3) We can also investigate the suitability of transformations of one or more of the explanatory variates by looking at scatterplots of the variates vs the response (log(COMP), in this case).
a) Create a scatterplot of SALES vs log(COMP). Does a linear model seem appropriate for these two variates?
b) Create a scatterplot of log(SALES) vs log(COMP). Comment.
c) Refit the model once again, this time taking the log transformation of compensation as well as of the variates SALES, VAL, PCNTOWN and PROF. We will use this model going forward. Comment on the effect these transformations have on the overall fit of the model, and on the p-values of the associated variates.
4) Plot the residuals vs the fitted values and the QQ plot for the model in 3).

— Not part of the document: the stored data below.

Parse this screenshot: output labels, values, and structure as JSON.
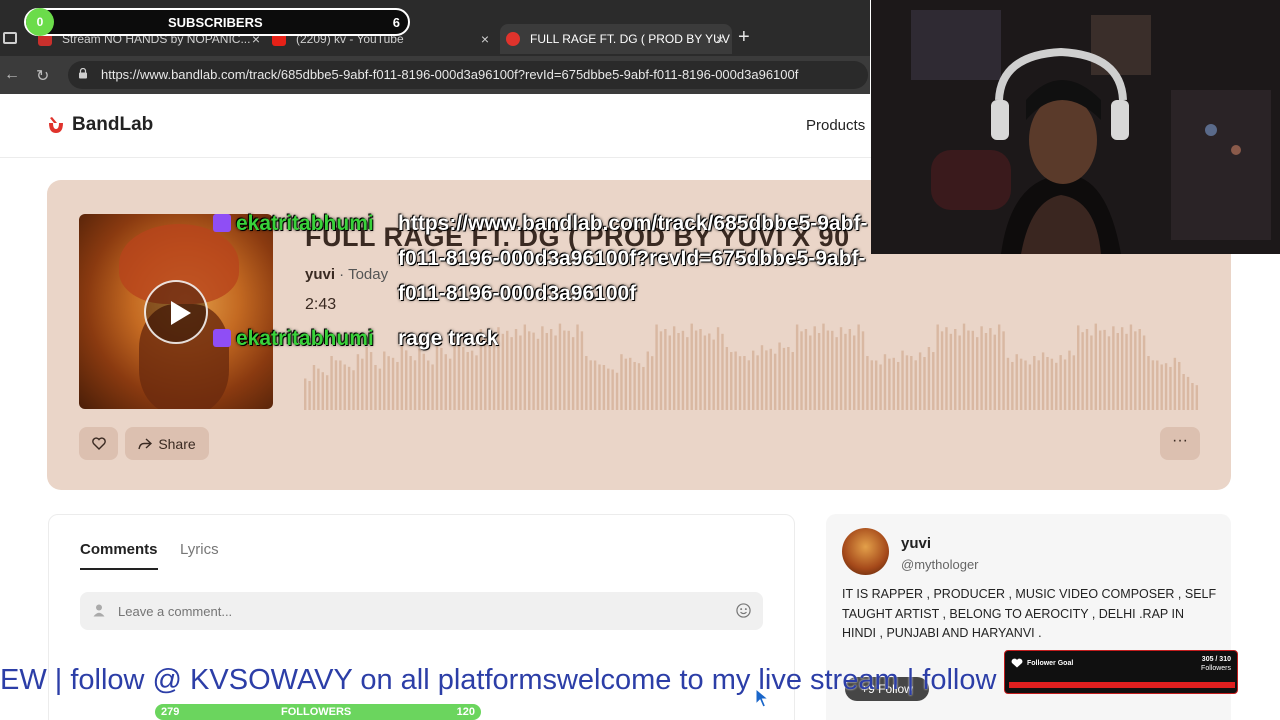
{
  "browser": {
    "tabs": [
      {
        "label": "Stream NO HANDS by NOPANIC...",
        "active": false
      },
      {
        "label": "(2209) kv - YouTube",
        "active": false
      },
      {
        "label": "FULL RAGE FT. DG ( PROD BY YUV",
        "active": true
      }
    ],
    "url": "https://www.bandlab.com/track/685dbbe5-9abf-f011-8196-000d3a96100f?revId=675dbbe5-9abf-f011-8196-000d3a96100f"
  },
  "site": {
    "logo": "BandLab",
    "nav_products": "Products"
  },
  "track": {
    "title": "FULL RAGE FT. DG ( PROD BY YUVI X 90",
    "artist": "yuvi",
    "when": " · Today",
    "duration": "2:43",
    "share_label": "Share",
    "more_label": "···",
    "waveform_levels": [
      0.35,
      0.5,
      0.42,
      0.6,
      0.55,
      0.48,
      0.62,
      0.7,
      0.5,
      0.65,
      0.58,
      0.72,
      0.6,
      0.68,
      0.55,
      0.75,
      0.62,
      0.8,
      0.7,
      0.66,
      0.9,
      0.85,
      0.92,
      0.88,
      0.9,
      0.95,
      0.86,
      0.93,
      0.9,
      0.96,
      0.88,
      0.95,
      0.6,
      0.55,
      0.5,
      0.45,
      0.62,
      0.58,
      0.52,
      0.65,
      0.95,
      0.9,
      0.93,
      0.88,
      0.96,
      0.9,
      0.85,
      0.92,
      0.7,
      0.65,
      0.6,
      0.66,
      0.72,
      0.68,
      0.75,
      0.7,
      0.95,
      0.9,
      0.93,
      0.96,
      0.88,
      0.92,
      0.9,
      0.95,
      0.6,
      0.55,
      0.62,
      0.58,
      0.66,
      0.6,
      0.64,
      0.7,
      0.95,
      0.92,
      0.9,
      0.96,
      0.88,
      0.93,
      0.91,
      0.95,
      0.58,
      0.62,
      0.55,
      0.6,
      0.64,
      0.57,
      0.61,
      0.66,
      0.94,
      0.9,
      0.96,
      0.89,
      0.93,
      0.92,
      0.95,
      0.9,
      0.6,
      0.55,
      0.52,
      0.58,
      0.4,
      0.3
    ]
  },
  "comments": {
    "tab_comments": "Comments",
    "tab_lyrics": "Lyrics",
    "placeholder": "Leave a comment..."
  },
  "profile": {
    "name": "yuvi",
    "handle": "@mythologer",
    "bio": "IT IS RAPPER , PRODUCER , MUSIC VIDEO COMPOSER , SELF TAUGHT ARTIST , BELONG TO AEROCITY , DELHI .RAP IN HINDI , PUNJABI AND HARYANVI ."
  },
  "overlay": {
    "subs_current": "0",
    "subs_label": "SUBSCRIBERS",
    "subs_goal": "6",
    "chat": [
      {
        "user": "ekatritabhumi",
        "line1": "https://www.bandlab.com/track/685dbbe5-9abf-",
        "line2": "f011-8196-000d3a96100f?revId=675dbbe5-9abf-",
        "line3": "f011-8196-000d3a96100f"
      },
      {
        "user": "ekatritabhumi",
        "line1": "rage track"
      }
    ],
    "ticker": "EW  | follow @ KVSOWAVY on all platformswelcome to my live stream | follow @ KVSOWAVY R",
    "followers_left": "279",
    "followers_label": "FOLLOWERS",
    "followers_right": "120",
    "follower_goal_title": "Follower Goal",
    "follower_goal_value": "305 / 310",
    "follower_goal_unit": "Followers",
    "follow_pill": "+9 Follow"
  },
  "colors": {
    "card": "#ead5c8",
    "accent_red": "#e0332c",
    "green": "#39d23a",
    "ticker": "#2c3ea7"
  }
}
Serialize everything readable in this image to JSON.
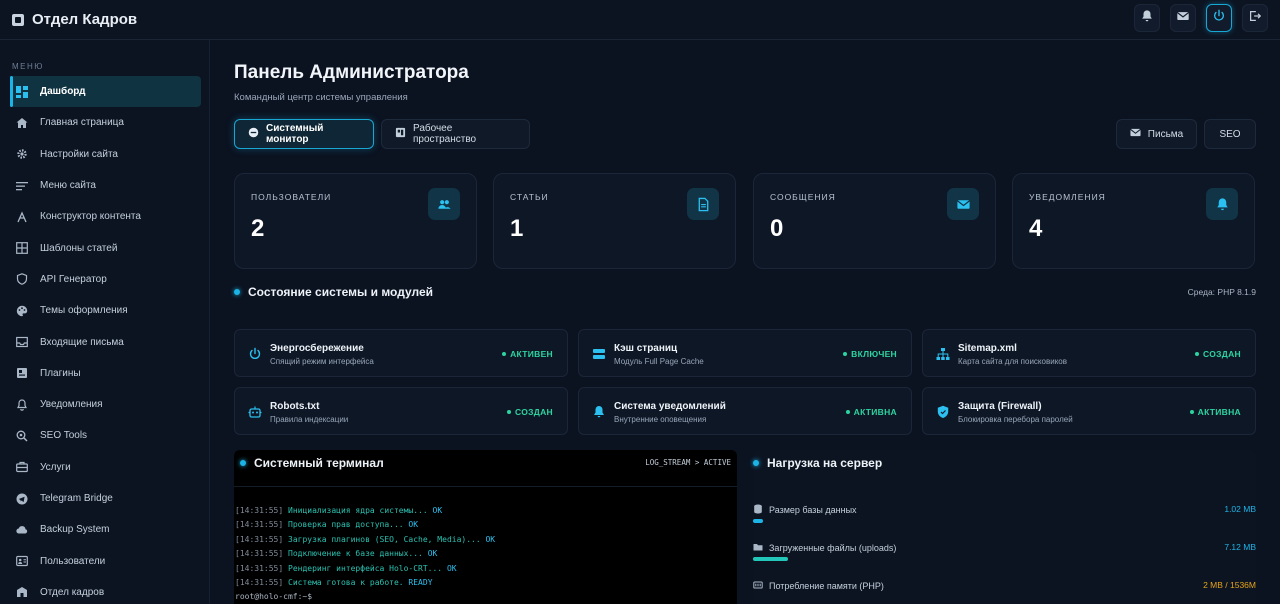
{
  "app": {
    "title": "Отдел Кадров"
  },
  "sidebar": {
    "menu_label": "МЕНЮ",
    "items": [
      {
        "label": "Дашборд",
        "icon": "dashboard-icon",
        "active": true
      },
      {
        "label": "Главная страница",
        "icon": "home-icon"
      },
      {
        "label": "Настройки сайта",
        "icon": "gear-icon"
      },
      {
        "label": "Меню сайта",
        "icon": "menu-list-icon"
      },
      {
        "label": "Конструктор контента",
        "icon": "constructor-icon"
      },
      {
        "label": "Шаблоны статей",
        "icon": "grid-icon"
      },
      {
        "label": "API Генератор",
        "icon": "shield-icon"
      },
      {
        "label": "Темы оформления",
        "icon": "palette-icon"
      },
      {
        "label": "Входящие письма",
        "icon": "inbox-icon"
      },
      {
        "label": "Плагины",
        "icon": "plugin-icon"
      },
      {
        "label": "Уведомления",
        "icon": "bell-icon"
      },
      {
        "label": "SEO Tools",
        "icon": "seo-search-icon"
      },
      {
        "label": "Услуги",
        "icon": "briefcase-icon"
      },
      {
        "label": "Telegram Bridge",
        "icon": "telegram-icon"
      },
      {
        "label": "Backup System",
        "icon": "backup-icon"
      },
      {
        "label": "Пользователи",
        "icon": "users-icon"
      },
      {
        "label": "Отдел кадров",
        "icon": "hr-icon"
      }
    ]
  },
  "header": {
    "title": "Панель Администратора",
    "subtitle": "Командный центр системы управления"
  },
  "tabs": {
    "system_monitor": "Системный монитор",
    "workspace": "Рабочее пространство",
    "mail": "Письма",
    "seo": "SEO"
  },
  "stats": [
    {
      "label": "ПОЛЬЗОВАТЕЛИ",
      "value": "2",
      "icon": "users-icon"
    },
    {
      "label": "СТАТЬИ",
      "value": "1",
      "icon": "document-icon"
    },
    {
      "label": "СООБЩЕНИЯ",
      "value": "0",
      "icon": "envelope-icon"
    },
    {
      "label": "УВЕДОМЛЕНИЯ",
      "value": "4",
      "icon": "bell-icon"
    }
  ],
  "modules_section": {
    "title": "Состояние системы и модулей",
    "environment": "Среда: PHP 8.1.9"
  },
  "modules": [
    {
      "name": "Энергосбережение",
      "desc": "Спящий режим интерфейса",
      "status": "АКТИВЕН",
      "icon": "power-icon"
    },
    {
      "name": "Кэш страниц",
      "desc": "Модуль Full Page Cache",
      "status": "ВКЛЮЧЕН",
      "icon": "server-icon"
    },
    {
      "name": "Sitemap.xml",
      "desc": "Карта сайта для поисковиков",
      "status": "СОЗДАН",
      "icon": "sitemap-icon"
    },
    {
      "name": "Robots.txt",
      "desc": "Правила индексации",
      "status": "СОЗДАН",
      "icon": "robot-icon"
    },
    {
      "name": "Система уведомлений",
      "desc": "Внутренние оповещения",
      "status": "АКТИВНА",
      "icon": "bell-icon"
    },
    {
      "name": "Защита (Firewall)",
      "desc": "Блокировка перебора паролей",
      "status": "АКТИВНА",
      "icon": "shield-icon"
    }
  ],
  "terminal": {
    "title": "Системный терминал",
    "stream": "LOG_STREAM > ACTIVE",
    "lines": [
      {
        "ts": "[14:31:55]",
        "msg": "Инициализация ядра системы...",
        "res": "OK"
      },
      {
        "ts": "[14:31:55]",
        "msg": "Проверка прав доступа...",
        "res": "OK"
      },
      {
        "ts": "[14:31:55]",
        "msg": "Загрузка плагинов (SEO, Cache, Media)...",
        "res": "OK"
      },
      {
        "ts": "[14:31:55]",
        "msg": "Подключение к базе данных...",
        "res": "OK"
      },
      {
        "ts": "[14:31:55]",
        "msg": "Рендеринг интерфейса Holo-CRT...",
        "res": "OK"
      },
      {
        "ts": "[14:31:55]",
        "msg": "Система готова к работе.",
        "res": "READY"
      }
    ],
    "prompt": "root@holo-cmf:~$"
  },
  "server_load": {
    "title": "Нагрузка на сервер",
    "rows": [
      {
        "label": "Размер базы данных",
        "value": "1.02 MB",
        "fill_fraction": 0.02,
        "icon": "database-icon"
      },
      {
        "label": "Загруженные файлы (uploads)",
        "value": "7.12 MB",
        "fill_fraction": 0.07,
        "icon": "folder-icon"
      },
      {
        "label": "Потребление памяти (PHP)",
        "value": "2 MB / 1536M",
        "fill_fraction": 0.0013,
        "icon": "memory-icon"
      }
    ]
  },
  "colors": {
    "accent": "#1cb4e6",
    "success": "#2dd4a0",
    "warning": "#e8a317",
    "background": "#0b1220"
  }
}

Comment on the effect of the transformations on the model assumptions.
5) Replot the plots in 4) using the studentized residuals. Do you notice any major changes in these plots? Are there any outliers present?
6) Plot the hat values vs index (observation number). Are there any high leverage points?
7) Investigate the observation with the highest leverage for a possible cause.
8) Plot the Cook’s Distance values. Are there any influential cases?
9) Now that we have obtained a more adequate model through transformation of the response and some of the explanatory variables, we can further improve the model by using model selection methods.to select which subset of variables to include.